Not that I’ve advanced beyond that level of sophistication,
but I like to make the distinction.
In the era of social media, relationships are seldom simple.
I joined Facebook as a marketing tool for my writing career. Though I
rarely make blatant suggestions for people to buy my books, I hoped the
humorous, risqué tone of my posts might prompt people to seek out other
things I’ve written.
Of the nearly 1,000 “friends” I have on Facebook, perhaps
25-percent are people I know in real life. They might be high school classmates
I haven’t seen for 20 years, or they might be girlfriends whose hair I held
back over the barroom toilet last week, but they’re people I could easily pick
out of a police lineup.
And that’s where things get fuzzy. Plenty of these folks
know me, and know my gentleman friend. We routinely tag each other in photos
and posts. Though my profile is wide open for any Facebook user to peruse, his
has privacy settings ensuring photos of his kids are shielded from face-eating
cannibals.
Still, there’s some uncomfortable overlap. People who’ve
read my books or blog often “friend” me on Facebook, and I’m always happy to
make new friends. But I’m never quite sure what to tell my gentleman friend
when he asks, “do you know all these people sending me friend requests?”
Um, sorta?
How do you define knowing
someone in the era of social media? I like to believe I know and love every
single person who reads this blog, but it’s entirely possible one of you is a
serial killer who licks hamsters and sleeps naked in my bed when I’m at work.
Not that I’m judging.
These are all things I discussed with my gentleman friend
Tuesday night while we studied our Facebook pages together. In the end, we
decided to go for it – to simultaneously update our profiles to “in a
relationship” and list each other’s names.
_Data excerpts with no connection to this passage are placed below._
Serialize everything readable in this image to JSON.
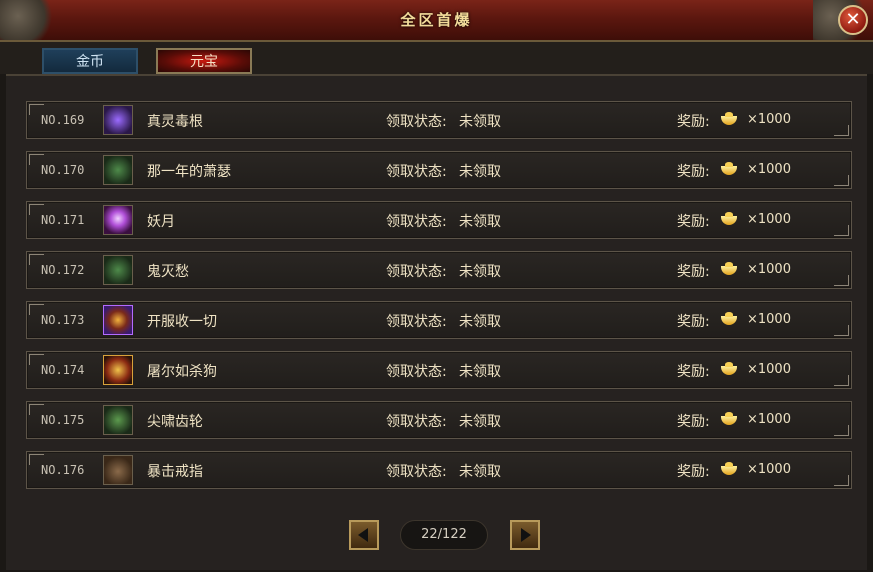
{
  "window": {
    "title": "全区首爆",
    "close_glyph": "✕"
  },
  "tabs": [
    {
      "label": "金币",
      "active": false
    },
    {
      "label": "元宝",
      "active": true
    }
  ],
  "rows": [
    {
      "rank": "NO.169",
      "icon": "purple-claw-icon",
      "name": "真灵毒根",
      "status_label": "领取状态:",
      "status": "未领取",
      "reward_label": "奖励:",
      "reward_icon": "gold-ingot-icon",
      "reward": "×1000"
    },
    {
      "rank": "NO.170",
      "icon": "green-armor-icon",
      "name": "那一年的萧瑟",
      "status_label": "领取状态:",
      "status": "未领取",
      "reward_label": "奖励:",
      "reward_icon": "gold-ingot-icon",
      "reward": "×1000"
    },
    {
      "rank": "NO.171",
      "icon": "purple-orb-icon",
      "name": "妖月",
      "status_label": "领取状态:",
      "status": "未领取",
      "reward_label": "奖励:",
      "reward_icon": "gold-ingot-icon",
      "reward": "×1000"
    },
    {
      "rank": "NO.172",
      "icon": "green-armor-icon",
      "name": "鬼灭愁",
      "status_label": "领取状态:",
      "status": "未领取",
      "reward_label": "奖励:",
      "reward_icon": "gold-ingot-icon",
      "reward": "×1000"
    },
    {
      "rank": "NO.173",
      "icon": "glowing-sword-icon",
      "name": "开服收一切",
      "status_label": "领取状态:",
      "status": "未领取",
      "reward_label": "奖励:",
      "reward_icon": "gold-ingot-icon",
      "reward": "×1000"
    },
    {
      "rank": "NO.174",
      "icon": "golden-blade-icon",
      "name": "屠尔如杀狗",
      "status_label": "领取状态:",
      "status": "未领取",
      "reward_label": "奖励:",
      "reward_icon": "gold-ingot-icon",
      "reward": "×1000"
    },
    {
      "rank": "NO.175",
      "icon": "green-armor-icon",
      "name": "尖啸齿轮",
      "status_label": "领取状态:",
      "status": "未领取",
      "reward_label": "奖励:",
      "reward_icon": "gold-ingot-icon",
      "reward": "×1000"
    },
    {
      "rank": "NO.176",
      "icon": "brown-ring-icon",
      "name": "暴击戒指",
      "status_label": "领取状态:",
      "status": "未领取",
      "reward_label": "奖励:",
      "reward_icon": "gold-ingot-icon",
      "reward": "×1000"
    }
  ],
  "pager": {
    "page": "22/122"
  },
  "colors": {
    "title_text": "#f3dc9b",
    "row_text": "#efe3c4",
    "active_tab": "#c91a10",
    "inactive_tab": "#1f3f5a"
  }
}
Within 15 seconds, the post announcing the status update had
three “likes” and two congratulatory messages.
“Holy crap!” he said. “Who are these people?”
Um, “friends?”
I quickly removed the update so it didn’t show up as a
timeline announcement, but rather a status that might have always been there.
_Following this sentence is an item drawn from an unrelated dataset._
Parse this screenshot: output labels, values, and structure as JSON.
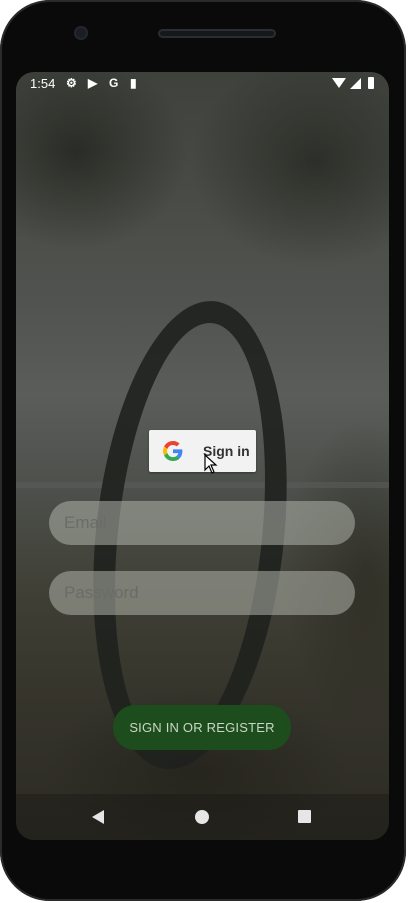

Even then, I woke to several congratulatory messages the next morning. While I love the
sentiments and love knowing people are happy for us, it still feels a little
funny.
I suppose this is just the way things are with modern
relationships, particularly when one's career requires a public presence. We make up
the rules as we go along, we hope we’re getting it right, and we perform
course-corrections when we aren't.
A big part of who I am – both as an author and an individual – is my habit of sharing all the absurdly amusing personal details of my life. While I plan to keep doing that, I'm aware that I'm the one who signed on for this – not my loved ones. It's why I always have my gentleman friend preview any post that mentions him (and for the record, he did a great job catching typos in this one!)
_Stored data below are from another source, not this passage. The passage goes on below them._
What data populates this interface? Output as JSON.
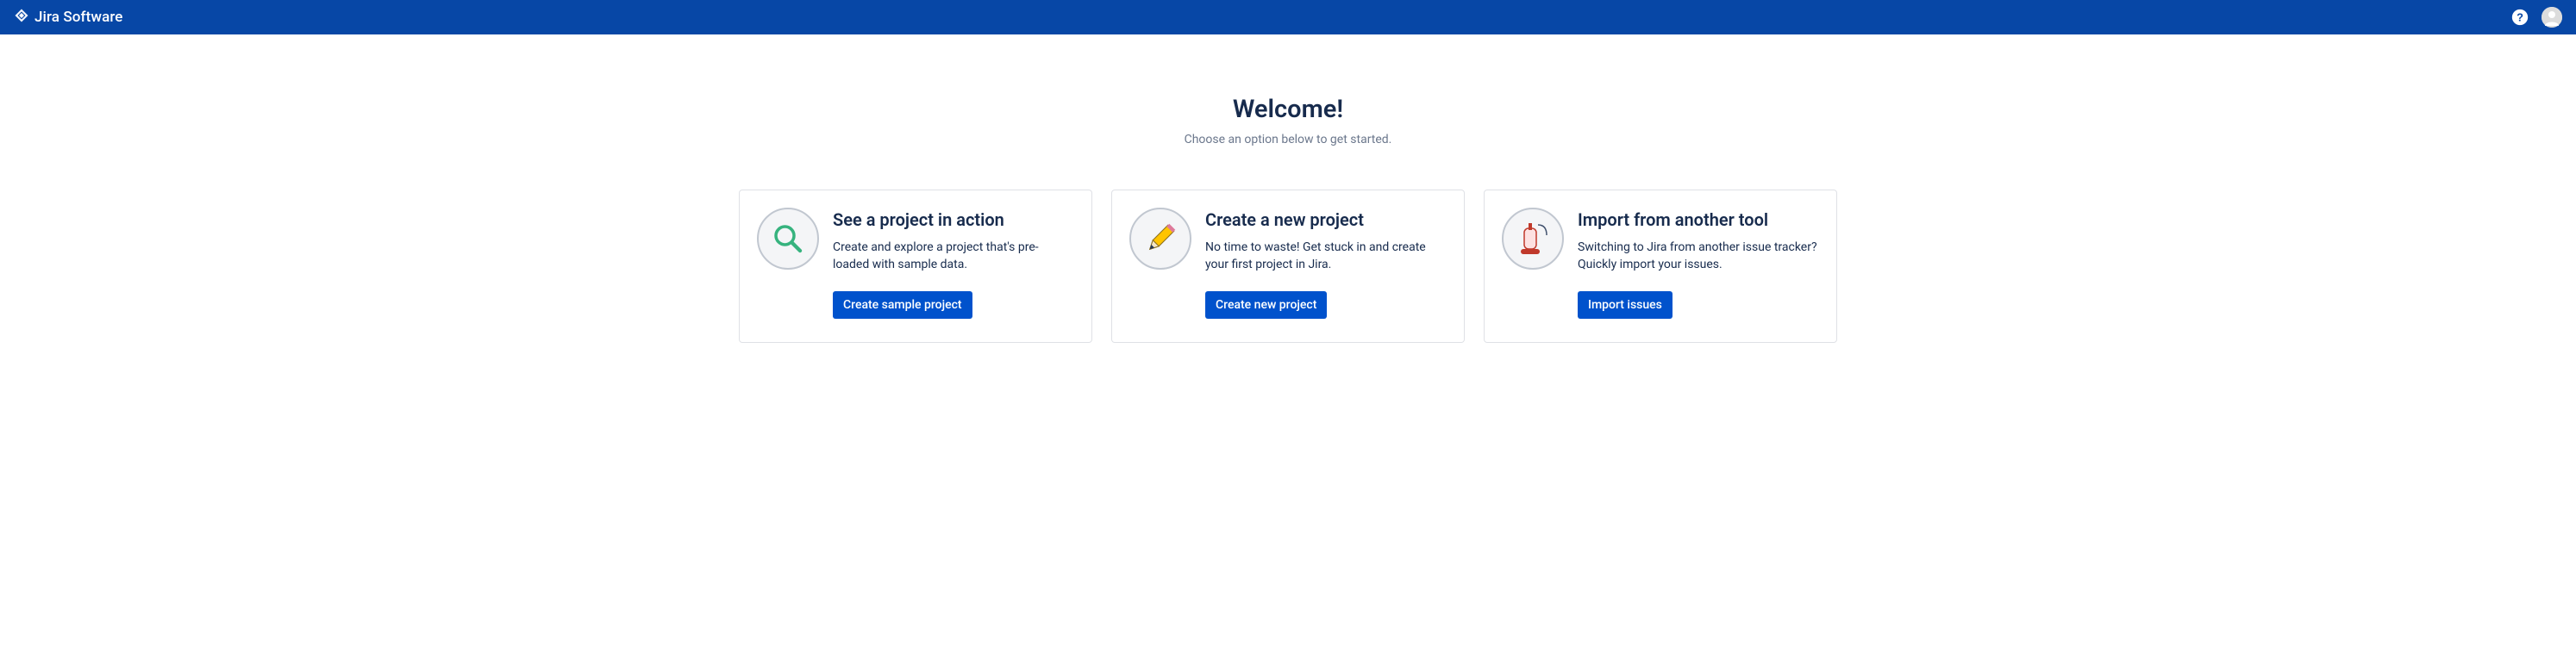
{
  "header": {
    "product_name": "Jira Software"
  },
  "main": {
    "title": "Welcome!",
    "subtitle": "Choose an option below to get started."
  },
  "cards": [
    {
      "icon": "magnifier-icon",
      "title": "See a project in action",
      "description": "Create and explore a project that's pre-loaded with sample data.",
      "button_label": "Create sample project"
    },
    {
      "icon": "pencil-icon",
      "title": "Create a new project",
      "description": "No time to waste! Get stuck in and create your first project in Jira.",
      "button_label": "Create new project"
    },
    {
      "icon": "vacuum-icon",
      "title": "Import from another tool",
      "description": "Switching to Jira from another issue tracker? Quickly import your issues.",
      "button_label": "Import issues"
    }
  ]
}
What are your thoughts on public profiles, privacy settings,
and how much authors or anyone else ought to reveal? How do you decide what to
hold back and what to share? Have your feelings evolved at all? Please share!
And in case you are a serial killer stalker who enjoys
visiting Idaho, I’ll be speaking at the Boise
Public Library from 7-8:30 p.m. on Monday, June 4 as a kickoff for their
summer reading series. Come on out and say hello. Bring the hamsters.